The icing on the cake came when President Xi Jinping declared in March 2021 that China will ‘aim to have CO2 emissions peak before 2030 and achieve carbon neutrality before 2060’, which came as a surprise to a lot of international actors.

I am cautious because China’s history with system-saving responses reminds me strongly of ‘one step forward, two steps back’. International diplomacy is integral to establishing China as the leading global power and President Xi has a history of tacitly implying Chinese readiness to take over that role. China’s flagship Belt and Road Initiative that is expected to connect China with the rest of Asia, Africa and Europe, will create much wanted infrastructure in emerging markets. Under the BRI, approximately 44% of the overall spending (which is estimated to go up to $1.2 trillion by 2027) is dedicated towards energy projects, and no prizes for guessing whether it will be clean(er) energy. At least, it hasn’t been clean in the past.

That is not to say it will continue to be the case going forward. As recent as February 2021, China in no uncertain terms communicated that it will not fund coal mines and polluting power plants anymore. Anymore.

In a letter seen by the Financial Times, China’s embassy to Bangladesh informed the local Ministry of Finance that “the Chinese side shall no longer consider projects with high pollution and high energy consumption, such as coal mining [and] coal-fired power stations”.
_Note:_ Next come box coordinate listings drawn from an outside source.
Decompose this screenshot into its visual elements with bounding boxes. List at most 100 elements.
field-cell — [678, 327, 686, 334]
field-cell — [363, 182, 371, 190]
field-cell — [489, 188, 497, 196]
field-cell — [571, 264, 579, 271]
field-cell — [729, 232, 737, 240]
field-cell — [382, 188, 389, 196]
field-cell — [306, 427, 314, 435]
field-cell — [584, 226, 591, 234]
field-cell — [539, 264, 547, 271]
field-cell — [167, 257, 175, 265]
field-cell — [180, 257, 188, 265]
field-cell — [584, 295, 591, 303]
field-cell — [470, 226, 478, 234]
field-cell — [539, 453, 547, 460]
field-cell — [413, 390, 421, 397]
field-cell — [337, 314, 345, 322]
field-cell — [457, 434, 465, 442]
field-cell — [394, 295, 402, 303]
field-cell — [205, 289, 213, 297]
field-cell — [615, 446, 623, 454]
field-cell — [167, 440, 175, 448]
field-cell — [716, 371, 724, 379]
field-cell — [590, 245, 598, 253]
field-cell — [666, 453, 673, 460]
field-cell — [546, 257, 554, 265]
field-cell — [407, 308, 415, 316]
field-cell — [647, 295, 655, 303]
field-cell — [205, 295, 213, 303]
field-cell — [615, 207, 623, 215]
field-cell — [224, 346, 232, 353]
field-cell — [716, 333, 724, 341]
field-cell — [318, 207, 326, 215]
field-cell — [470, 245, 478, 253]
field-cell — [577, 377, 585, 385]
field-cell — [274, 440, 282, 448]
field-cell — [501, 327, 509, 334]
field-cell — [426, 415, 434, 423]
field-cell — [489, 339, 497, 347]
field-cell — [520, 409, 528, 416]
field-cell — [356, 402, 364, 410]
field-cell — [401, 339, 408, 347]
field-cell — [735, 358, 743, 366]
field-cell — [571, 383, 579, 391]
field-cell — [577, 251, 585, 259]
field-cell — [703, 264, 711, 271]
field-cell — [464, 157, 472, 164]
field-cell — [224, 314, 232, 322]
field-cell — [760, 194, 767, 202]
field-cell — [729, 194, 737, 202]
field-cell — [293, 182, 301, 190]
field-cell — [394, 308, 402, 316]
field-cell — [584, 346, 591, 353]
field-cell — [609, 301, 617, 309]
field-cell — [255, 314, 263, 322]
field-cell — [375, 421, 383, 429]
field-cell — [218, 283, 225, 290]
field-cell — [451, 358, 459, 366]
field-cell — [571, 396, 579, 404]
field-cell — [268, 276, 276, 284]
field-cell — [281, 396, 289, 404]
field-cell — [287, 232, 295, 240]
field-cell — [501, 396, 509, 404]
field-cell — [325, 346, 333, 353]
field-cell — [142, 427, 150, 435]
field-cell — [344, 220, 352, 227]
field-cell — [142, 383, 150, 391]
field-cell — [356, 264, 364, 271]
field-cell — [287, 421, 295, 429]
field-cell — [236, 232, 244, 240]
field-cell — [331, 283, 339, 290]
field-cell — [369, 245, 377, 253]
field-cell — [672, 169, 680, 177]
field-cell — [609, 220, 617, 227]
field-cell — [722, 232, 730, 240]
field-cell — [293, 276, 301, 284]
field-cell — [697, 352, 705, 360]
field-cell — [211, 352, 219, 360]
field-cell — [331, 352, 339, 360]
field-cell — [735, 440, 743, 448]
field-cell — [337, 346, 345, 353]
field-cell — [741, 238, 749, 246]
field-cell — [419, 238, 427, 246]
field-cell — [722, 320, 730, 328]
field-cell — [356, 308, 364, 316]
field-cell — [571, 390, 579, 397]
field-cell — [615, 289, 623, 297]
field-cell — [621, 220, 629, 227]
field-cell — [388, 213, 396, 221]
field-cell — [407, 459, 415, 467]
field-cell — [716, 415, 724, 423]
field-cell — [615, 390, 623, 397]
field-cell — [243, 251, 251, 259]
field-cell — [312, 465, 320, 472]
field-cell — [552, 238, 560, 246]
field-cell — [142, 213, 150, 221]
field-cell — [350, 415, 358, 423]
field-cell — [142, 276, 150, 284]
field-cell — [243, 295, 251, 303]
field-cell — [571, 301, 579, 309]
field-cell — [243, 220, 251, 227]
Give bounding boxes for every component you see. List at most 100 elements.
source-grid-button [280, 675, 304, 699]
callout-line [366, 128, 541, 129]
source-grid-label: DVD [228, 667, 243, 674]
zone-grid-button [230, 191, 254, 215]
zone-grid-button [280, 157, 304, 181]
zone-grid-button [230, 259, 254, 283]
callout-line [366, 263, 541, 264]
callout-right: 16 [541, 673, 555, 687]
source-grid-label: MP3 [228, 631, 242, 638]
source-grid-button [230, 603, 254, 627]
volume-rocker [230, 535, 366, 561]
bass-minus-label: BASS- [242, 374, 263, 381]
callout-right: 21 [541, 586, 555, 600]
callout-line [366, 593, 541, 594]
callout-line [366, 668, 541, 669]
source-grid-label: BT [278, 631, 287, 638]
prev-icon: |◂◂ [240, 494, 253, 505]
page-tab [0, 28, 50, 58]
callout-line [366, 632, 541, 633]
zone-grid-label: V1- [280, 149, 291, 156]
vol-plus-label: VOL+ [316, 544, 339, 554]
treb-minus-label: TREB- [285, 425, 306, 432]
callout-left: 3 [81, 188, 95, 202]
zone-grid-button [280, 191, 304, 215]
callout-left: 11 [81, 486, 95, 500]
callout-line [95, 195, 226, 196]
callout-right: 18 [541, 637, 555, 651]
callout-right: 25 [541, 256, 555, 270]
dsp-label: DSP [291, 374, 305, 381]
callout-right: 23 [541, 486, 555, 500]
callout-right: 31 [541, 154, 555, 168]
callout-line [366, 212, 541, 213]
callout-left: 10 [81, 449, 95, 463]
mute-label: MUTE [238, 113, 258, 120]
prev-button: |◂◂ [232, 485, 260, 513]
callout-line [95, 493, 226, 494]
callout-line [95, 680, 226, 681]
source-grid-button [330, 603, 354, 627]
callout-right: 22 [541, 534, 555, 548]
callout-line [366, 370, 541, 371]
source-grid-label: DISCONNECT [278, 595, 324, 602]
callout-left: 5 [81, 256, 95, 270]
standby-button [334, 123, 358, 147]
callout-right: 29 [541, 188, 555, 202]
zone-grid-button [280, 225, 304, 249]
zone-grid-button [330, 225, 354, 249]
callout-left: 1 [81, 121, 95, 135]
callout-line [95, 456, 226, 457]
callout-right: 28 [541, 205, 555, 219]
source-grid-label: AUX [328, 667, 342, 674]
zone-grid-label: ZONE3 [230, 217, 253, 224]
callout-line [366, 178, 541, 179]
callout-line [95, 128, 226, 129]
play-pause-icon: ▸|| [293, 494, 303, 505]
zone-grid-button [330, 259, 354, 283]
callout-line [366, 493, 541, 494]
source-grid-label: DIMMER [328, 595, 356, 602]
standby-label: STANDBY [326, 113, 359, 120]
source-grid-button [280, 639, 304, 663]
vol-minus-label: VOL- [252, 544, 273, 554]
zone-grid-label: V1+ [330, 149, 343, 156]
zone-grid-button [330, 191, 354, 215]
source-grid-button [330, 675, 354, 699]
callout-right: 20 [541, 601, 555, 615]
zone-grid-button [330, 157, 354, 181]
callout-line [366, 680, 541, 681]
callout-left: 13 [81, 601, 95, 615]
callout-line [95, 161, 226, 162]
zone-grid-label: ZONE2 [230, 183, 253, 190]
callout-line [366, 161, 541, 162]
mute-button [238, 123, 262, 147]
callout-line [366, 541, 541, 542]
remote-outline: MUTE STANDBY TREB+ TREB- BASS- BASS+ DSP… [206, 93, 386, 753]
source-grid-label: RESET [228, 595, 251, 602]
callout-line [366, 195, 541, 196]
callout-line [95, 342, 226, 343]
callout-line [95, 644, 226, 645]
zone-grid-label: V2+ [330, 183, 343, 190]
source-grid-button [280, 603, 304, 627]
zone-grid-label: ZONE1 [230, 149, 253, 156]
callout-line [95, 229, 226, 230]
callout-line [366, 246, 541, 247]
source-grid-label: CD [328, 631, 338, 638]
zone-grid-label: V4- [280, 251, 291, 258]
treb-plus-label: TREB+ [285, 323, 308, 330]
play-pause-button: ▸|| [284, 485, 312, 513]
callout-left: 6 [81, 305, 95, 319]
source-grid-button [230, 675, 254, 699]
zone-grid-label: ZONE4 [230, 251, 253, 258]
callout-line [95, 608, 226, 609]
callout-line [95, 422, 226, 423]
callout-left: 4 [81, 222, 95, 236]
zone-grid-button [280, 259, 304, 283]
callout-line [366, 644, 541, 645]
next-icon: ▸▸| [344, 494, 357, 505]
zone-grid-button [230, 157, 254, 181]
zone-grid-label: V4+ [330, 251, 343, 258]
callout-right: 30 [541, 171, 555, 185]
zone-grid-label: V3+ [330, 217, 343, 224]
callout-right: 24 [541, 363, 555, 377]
China turns its back on Bangladesh BRI Coal Projects, Financial Times

What is encouraging and frustrating about a low-carbon future in this world is that it is down to the seriousness of a few nations to follow through on their commitments. China’s geopolitical ambition, resources, and internal preparedness, leave it best placed to take over as a global climate leader.

Being a global leader comes with responsibilities that far exceed domestic carbon neutrality. All we can do is wait and watch, at a time when I am not certain how long the world can afford to wait.

I must however admit that a prototype national carbon market is a good place to start when you are the largest emitter of greenhouse gases.